O experimento foi feito em 28 camundongos. Cada um ingeriu 5 miligramas por quilo, duas vezes por semana, do anabolizante nandrolona. A quantidade é equivalente a uma dose de 50 mg por quilo em humanos.

Durante dois anos, os animais levantaram pesos proporcionais a 80% da força máxima que o corpo é capaz de erguer. Terminado o trabalho, os pesquisadores sacrificaram os camundongos para pesar seus corações e fazer análises bioquímicas deles.

Arritmia - A longo prazo (a partir de um ano), o resultado mostrou que a mistura de anabolizante com a musculação também pode ser perigosa e prejudicar o desempenho. O estudo indicou que quem consome anabolizante e faz musculação por mais de um ano tem três vezes mais chance de sofrer de arritmia (alteração dos batimentos cardíacos) em relação a quem só faz ginástica.

Na pesquisa, os batimentos depois de um ano chegaram a 200 por minuto, enquanto a freqüência considerada normal fica entre 60 e 100 por minuto.

De acordo com a Agência Nacional de Vigilância Sanitária (Anvisa), os anabolizantes, sejam de origem animal ou sintética, só podem ser vendidos com receita médica de duas vias e para fins terapêuticos. Ou seja, uma delas fica retida na farmácia. O nandrolona, anabolizante utilizado do estudo do Incor, é derivado do hormônio masculino testosterona, substância usada ilegalmente na engorda de gado.
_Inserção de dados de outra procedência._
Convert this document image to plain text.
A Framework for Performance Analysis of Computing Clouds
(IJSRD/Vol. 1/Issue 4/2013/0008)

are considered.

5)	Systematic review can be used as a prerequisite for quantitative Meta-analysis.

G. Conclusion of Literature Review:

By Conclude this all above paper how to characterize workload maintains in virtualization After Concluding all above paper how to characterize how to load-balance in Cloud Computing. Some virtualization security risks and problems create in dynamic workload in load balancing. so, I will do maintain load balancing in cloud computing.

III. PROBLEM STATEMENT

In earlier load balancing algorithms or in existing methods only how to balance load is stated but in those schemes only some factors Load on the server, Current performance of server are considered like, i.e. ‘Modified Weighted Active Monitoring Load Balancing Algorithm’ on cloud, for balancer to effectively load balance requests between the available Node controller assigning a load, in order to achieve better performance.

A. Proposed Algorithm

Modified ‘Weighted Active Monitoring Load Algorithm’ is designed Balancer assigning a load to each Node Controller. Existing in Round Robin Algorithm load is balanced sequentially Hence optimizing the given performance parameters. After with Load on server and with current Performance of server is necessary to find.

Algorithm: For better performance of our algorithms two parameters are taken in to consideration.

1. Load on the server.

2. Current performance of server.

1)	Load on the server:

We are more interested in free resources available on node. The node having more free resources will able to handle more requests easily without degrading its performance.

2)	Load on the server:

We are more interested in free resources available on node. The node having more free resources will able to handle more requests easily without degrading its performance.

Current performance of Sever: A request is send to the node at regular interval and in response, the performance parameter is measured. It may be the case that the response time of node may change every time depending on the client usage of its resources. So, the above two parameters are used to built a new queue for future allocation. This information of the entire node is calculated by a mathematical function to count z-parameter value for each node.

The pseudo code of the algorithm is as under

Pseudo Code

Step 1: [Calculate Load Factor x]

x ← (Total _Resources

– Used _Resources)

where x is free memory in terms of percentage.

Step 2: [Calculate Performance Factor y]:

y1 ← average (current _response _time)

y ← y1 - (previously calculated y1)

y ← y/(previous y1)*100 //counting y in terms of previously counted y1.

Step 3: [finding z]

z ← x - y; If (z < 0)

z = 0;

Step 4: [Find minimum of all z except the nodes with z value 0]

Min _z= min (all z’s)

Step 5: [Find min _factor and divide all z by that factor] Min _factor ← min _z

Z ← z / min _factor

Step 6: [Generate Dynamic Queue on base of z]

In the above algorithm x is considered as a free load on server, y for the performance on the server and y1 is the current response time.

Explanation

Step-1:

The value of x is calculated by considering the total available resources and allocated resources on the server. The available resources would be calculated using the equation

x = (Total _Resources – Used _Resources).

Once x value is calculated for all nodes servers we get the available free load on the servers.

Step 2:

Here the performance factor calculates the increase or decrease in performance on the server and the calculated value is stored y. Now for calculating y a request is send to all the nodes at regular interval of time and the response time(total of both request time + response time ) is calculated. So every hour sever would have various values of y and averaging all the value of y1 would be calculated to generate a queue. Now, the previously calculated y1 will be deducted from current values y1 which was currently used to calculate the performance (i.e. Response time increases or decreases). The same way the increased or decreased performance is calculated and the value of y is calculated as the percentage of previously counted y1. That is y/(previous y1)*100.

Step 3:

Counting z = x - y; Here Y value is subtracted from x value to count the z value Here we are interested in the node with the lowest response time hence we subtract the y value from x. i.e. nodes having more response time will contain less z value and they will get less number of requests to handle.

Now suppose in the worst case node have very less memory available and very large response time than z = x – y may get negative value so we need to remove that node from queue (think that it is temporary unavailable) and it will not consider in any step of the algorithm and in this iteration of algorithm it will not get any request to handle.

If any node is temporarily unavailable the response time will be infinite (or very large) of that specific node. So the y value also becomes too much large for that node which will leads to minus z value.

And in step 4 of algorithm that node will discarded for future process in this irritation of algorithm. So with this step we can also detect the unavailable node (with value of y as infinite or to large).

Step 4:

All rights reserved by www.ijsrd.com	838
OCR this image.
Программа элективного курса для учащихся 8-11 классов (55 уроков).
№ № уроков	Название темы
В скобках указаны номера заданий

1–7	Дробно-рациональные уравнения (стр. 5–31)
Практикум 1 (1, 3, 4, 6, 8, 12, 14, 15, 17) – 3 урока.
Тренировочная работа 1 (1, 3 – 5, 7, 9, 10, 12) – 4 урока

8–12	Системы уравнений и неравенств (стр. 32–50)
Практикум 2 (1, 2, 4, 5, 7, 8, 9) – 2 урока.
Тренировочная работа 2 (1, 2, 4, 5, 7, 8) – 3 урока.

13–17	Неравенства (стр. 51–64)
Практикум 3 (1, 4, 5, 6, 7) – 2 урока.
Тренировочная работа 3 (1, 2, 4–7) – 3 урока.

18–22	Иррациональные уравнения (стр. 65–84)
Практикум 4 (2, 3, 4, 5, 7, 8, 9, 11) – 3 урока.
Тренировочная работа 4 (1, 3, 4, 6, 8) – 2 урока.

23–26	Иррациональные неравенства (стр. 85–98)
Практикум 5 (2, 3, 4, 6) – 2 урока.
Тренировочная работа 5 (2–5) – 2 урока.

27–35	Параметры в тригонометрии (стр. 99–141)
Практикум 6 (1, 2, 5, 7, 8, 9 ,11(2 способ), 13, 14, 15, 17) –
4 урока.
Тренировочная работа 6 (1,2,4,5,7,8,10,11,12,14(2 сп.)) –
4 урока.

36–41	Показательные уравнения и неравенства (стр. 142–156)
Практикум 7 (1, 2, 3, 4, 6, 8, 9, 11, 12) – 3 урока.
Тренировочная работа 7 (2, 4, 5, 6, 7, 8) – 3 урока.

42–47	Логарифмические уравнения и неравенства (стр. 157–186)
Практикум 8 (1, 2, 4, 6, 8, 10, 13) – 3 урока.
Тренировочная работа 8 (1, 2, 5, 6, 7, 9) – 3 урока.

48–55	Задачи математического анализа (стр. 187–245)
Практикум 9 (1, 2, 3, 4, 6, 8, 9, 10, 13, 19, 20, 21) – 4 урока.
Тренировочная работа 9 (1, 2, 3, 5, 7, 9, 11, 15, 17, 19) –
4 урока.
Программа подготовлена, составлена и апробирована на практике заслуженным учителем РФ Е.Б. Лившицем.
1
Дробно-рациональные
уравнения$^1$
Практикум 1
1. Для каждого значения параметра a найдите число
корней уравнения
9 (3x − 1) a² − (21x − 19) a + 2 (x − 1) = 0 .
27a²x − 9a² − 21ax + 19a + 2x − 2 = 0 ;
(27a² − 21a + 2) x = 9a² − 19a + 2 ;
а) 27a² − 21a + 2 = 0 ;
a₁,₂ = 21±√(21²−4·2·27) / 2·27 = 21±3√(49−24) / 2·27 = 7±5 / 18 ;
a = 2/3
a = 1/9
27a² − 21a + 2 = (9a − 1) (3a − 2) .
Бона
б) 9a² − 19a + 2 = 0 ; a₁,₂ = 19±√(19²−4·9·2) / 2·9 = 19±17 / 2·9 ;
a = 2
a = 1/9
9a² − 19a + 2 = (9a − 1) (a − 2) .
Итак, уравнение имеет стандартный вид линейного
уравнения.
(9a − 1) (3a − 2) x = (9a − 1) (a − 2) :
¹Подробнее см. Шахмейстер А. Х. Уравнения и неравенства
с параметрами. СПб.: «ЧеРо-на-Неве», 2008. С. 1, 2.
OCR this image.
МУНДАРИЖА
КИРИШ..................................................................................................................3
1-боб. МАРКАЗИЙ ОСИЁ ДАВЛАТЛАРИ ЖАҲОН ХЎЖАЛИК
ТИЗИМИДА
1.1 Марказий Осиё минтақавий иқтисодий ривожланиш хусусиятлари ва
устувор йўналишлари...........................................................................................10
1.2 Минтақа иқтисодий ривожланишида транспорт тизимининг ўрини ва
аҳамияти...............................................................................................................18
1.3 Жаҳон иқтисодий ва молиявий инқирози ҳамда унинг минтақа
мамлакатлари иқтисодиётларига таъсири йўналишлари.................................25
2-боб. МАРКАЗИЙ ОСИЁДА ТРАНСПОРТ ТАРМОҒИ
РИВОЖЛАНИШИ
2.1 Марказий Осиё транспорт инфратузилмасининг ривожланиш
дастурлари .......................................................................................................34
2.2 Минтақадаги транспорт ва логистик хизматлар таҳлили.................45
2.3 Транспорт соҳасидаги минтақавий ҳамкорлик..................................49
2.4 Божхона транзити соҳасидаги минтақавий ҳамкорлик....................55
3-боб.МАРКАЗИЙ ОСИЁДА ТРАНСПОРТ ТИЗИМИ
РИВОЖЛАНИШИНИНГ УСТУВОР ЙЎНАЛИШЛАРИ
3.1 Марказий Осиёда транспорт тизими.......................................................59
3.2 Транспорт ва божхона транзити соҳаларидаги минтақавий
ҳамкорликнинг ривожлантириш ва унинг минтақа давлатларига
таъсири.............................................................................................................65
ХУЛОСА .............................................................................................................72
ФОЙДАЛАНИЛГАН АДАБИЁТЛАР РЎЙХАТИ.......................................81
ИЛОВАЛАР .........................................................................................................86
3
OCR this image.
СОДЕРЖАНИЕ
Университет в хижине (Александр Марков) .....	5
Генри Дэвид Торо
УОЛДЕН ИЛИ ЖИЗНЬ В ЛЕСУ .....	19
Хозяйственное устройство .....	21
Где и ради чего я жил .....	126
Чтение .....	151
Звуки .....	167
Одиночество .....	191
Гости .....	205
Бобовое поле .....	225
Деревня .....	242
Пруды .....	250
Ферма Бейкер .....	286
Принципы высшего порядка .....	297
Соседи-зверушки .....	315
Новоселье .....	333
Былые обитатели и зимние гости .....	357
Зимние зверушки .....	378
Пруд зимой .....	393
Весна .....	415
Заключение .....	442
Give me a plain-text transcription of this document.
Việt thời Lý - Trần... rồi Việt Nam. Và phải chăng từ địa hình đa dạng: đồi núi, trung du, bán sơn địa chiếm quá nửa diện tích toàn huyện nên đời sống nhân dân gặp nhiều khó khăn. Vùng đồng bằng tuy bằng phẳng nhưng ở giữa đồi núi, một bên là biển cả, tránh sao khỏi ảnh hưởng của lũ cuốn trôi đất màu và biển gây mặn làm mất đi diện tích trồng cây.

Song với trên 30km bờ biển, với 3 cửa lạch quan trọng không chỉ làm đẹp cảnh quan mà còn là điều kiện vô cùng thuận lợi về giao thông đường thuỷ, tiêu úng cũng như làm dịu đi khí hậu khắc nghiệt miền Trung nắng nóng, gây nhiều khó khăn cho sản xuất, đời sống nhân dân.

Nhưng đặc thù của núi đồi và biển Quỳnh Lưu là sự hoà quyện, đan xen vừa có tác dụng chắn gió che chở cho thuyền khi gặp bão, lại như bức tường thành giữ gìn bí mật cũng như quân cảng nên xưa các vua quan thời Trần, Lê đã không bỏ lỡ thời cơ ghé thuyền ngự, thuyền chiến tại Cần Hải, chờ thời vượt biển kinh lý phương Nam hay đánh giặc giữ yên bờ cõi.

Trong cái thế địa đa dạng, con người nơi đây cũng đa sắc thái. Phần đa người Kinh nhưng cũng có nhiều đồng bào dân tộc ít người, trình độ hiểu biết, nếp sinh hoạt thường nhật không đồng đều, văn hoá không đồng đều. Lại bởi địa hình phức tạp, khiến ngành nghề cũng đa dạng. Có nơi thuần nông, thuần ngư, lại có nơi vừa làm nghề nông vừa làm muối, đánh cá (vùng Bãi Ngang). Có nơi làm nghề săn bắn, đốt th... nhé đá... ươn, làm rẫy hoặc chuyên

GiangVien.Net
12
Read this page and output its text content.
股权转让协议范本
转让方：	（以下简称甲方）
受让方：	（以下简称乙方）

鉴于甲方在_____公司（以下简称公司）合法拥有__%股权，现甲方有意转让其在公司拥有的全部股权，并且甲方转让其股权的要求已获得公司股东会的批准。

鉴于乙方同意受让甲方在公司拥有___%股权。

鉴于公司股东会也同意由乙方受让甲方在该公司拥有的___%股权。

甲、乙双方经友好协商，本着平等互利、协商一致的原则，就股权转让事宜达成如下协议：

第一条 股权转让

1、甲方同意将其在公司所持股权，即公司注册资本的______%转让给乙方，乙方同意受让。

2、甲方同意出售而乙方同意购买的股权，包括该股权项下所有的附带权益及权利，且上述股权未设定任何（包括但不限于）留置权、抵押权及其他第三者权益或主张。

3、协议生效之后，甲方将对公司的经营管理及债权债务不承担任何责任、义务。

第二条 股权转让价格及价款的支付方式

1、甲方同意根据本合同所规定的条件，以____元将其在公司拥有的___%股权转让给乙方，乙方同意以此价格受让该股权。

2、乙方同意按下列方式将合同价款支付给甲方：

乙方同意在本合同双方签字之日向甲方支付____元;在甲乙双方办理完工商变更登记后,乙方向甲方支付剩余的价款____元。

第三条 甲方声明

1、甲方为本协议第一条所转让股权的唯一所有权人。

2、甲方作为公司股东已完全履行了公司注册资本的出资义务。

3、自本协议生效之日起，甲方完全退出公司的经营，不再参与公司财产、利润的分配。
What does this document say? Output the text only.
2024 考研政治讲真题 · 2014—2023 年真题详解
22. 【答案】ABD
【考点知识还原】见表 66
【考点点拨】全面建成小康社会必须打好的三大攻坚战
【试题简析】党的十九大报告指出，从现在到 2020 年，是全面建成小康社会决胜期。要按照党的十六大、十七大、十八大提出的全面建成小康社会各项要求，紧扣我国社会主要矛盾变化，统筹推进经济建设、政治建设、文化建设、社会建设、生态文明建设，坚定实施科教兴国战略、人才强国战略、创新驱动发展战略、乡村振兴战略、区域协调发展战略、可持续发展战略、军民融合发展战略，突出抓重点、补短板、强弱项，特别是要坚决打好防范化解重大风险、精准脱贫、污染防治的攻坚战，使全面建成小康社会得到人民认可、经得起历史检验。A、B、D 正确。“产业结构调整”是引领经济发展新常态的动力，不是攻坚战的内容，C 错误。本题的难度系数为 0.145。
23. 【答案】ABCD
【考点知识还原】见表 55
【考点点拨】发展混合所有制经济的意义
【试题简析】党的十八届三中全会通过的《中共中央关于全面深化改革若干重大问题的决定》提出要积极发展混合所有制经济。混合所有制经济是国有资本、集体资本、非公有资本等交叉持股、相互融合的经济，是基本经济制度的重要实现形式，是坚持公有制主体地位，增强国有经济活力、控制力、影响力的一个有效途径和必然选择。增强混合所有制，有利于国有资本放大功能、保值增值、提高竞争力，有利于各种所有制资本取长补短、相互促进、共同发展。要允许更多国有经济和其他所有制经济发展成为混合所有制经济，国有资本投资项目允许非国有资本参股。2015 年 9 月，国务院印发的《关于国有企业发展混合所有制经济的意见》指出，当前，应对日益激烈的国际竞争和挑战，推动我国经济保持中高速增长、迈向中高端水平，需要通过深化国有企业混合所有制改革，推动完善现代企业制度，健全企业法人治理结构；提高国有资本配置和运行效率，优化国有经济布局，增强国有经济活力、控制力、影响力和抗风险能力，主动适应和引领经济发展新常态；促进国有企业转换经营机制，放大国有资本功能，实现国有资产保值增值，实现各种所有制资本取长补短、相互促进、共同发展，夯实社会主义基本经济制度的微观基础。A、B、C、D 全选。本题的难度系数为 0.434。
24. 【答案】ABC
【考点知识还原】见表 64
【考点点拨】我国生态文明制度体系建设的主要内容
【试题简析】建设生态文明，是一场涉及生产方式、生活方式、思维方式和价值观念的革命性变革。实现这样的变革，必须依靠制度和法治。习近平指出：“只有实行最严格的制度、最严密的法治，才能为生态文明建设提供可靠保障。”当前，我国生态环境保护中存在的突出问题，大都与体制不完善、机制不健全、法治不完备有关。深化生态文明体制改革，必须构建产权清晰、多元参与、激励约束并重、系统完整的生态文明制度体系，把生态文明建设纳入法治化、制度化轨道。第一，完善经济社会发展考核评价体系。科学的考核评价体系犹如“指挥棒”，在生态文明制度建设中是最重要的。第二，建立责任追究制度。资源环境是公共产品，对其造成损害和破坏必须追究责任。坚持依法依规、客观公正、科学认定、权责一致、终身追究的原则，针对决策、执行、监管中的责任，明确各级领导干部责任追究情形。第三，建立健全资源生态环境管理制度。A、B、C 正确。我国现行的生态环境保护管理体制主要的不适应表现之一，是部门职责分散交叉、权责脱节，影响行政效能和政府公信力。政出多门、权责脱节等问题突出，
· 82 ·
Ele é comercializado com o nome de Deca Durabolin.

Mesmo sob regulamentação, muitos o consomem indiscriminadamente. Basta lembrar das histórias no ano passado de jovens que tiveram falência do coração, dos rins e dos pulmões depois de terem consumido altas doses do produto com o objetivo de ganhar massa muscular. O primeiro e mais famoso deles foi o do estudante Jackson Vieira de Souza, de Padre Bernardo, município goiano no entorno de Brasília, morto em setembro depois de ter injetado 25 mg de nandrolona em cada braço.

Mais: pesquisa feita em dezembro pela Universidade Estadual de Campinas (Unicamp) com 2.219 estudantes e divulgada pelo Estado indicou que 2,39% dos adolescentes com idade de 14 a 18 anos usam anabolizantes para ganhar massa muscular. O próximo passo da pesquisadora é concluir a pesquisa com humanos.